Abstract

U–Pb ages of titanite and rutile were obtained from the central Western Gneiss Region, Norway, to assess the style and timing of exhumation and cooling of the Western Gneiss UHP terrane. Approximately half of the titanite ages are concordant, the majority of which yield a limited age range from 393 to 390 Ma. The other titanite data are discordant, and define discordia arrays with upper intercept ages of either ∼ 938 Ma or ∼ 1.6 Ga, and a lower intercept of ∼ 389 Ma. Concordant rutile analyses range from 385 to 392 Ma. Both titanite and rutile ages young WNW toward the core of the orogen and are ∼ 4 Ma older than 40Ar/ 39Ar muscovite ages, corresponding to a cooling rate of ∼ 90 °C/Ma.

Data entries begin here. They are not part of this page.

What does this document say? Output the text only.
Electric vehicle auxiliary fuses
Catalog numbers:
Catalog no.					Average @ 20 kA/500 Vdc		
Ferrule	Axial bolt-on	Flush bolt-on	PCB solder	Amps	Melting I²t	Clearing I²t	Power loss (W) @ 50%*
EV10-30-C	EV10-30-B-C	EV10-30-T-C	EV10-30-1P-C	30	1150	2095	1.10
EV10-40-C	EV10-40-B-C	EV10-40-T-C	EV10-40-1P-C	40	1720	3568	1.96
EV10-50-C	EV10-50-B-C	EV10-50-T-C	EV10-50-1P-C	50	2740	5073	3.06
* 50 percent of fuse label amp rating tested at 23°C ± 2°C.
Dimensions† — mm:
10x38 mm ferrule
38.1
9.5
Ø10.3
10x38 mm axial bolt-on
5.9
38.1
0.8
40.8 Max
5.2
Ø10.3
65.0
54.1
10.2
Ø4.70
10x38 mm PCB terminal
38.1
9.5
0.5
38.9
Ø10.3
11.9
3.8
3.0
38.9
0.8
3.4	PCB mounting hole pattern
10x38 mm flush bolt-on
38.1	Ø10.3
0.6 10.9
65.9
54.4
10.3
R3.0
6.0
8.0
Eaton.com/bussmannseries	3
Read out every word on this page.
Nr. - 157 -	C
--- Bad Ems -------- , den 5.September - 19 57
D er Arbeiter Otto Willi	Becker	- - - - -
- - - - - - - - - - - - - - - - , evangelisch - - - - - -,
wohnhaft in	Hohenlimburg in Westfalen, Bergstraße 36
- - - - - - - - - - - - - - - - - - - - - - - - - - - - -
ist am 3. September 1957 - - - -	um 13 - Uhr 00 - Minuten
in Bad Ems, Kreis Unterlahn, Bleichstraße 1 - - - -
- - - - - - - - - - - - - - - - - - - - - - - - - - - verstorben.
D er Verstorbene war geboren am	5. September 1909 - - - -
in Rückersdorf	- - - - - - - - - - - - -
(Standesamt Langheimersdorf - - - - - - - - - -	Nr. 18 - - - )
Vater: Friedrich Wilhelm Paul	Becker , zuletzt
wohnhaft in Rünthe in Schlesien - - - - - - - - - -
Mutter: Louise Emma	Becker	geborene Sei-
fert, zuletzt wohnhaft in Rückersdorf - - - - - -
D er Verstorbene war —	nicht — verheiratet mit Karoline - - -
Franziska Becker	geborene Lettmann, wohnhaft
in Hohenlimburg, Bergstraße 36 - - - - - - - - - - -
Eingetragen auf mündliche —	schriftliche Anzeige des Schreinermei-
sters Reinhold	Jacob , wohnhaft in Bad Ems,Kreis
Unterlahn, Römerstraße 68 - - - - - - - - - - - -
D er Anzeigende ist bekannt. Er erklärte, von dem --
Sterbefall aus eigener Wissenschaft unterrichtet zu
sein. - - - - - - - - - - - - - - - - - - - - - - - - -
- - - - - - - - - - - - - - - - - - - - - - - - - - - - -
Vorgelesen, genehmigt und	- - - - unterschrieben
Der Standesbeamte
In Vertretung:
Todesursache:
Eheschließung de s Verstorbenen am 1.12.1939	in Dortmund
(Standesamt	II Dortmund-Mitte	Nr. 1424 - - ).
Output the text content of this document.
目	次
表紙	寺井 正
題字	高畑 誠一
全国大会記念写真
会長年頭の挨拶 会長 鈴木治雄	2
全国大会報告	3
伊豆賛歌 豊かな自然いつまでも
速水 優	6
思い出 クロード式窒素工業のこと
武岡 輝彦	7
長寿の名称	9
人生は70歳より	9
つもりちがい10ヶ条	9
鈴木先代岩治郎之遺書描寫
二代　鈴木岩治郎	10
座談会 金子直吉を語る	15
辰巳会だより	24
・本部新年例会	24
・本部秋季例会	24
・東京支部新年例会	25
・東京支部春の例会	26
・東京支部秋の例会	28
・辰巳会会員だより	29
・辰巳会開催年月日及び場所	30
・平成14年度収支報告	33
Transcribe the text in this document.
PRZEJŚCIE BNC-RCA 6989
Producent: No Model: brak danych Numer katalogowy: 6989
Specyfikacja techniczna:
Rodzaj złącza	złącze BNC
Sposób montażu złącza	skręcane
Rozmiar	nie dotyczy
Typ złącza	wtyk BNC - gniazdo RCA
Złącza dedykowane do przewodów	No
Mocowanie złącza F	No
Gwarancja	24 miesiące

A well-defined boundary between concordant and discordant titanite ages, in combination with the WNW-increasing P– T gradient and the similarity between muscovite cooling ages in the east and eclogite ages in the west, suggests that the WGR remained coherent throughout its exhumation history, and was progressively unroofed from east to west. A 390.2 ± 0.8 Ma titanite in the Sørøyane UHP domain indicates that exhumation occurred at a vertical rate of ∼ 7 mm/yr for ∼ 12 Ma. These rates are slower than estimates from smaller UHP terranes, but similar to other large UHP terranes, suggesting that there may be fundamental differences in the mechanisms controlling the evolution of large UHP terranes that undergo protracted subduction and exhumation, and smaller UHP terranes that undergo rapid subduction and exhumation.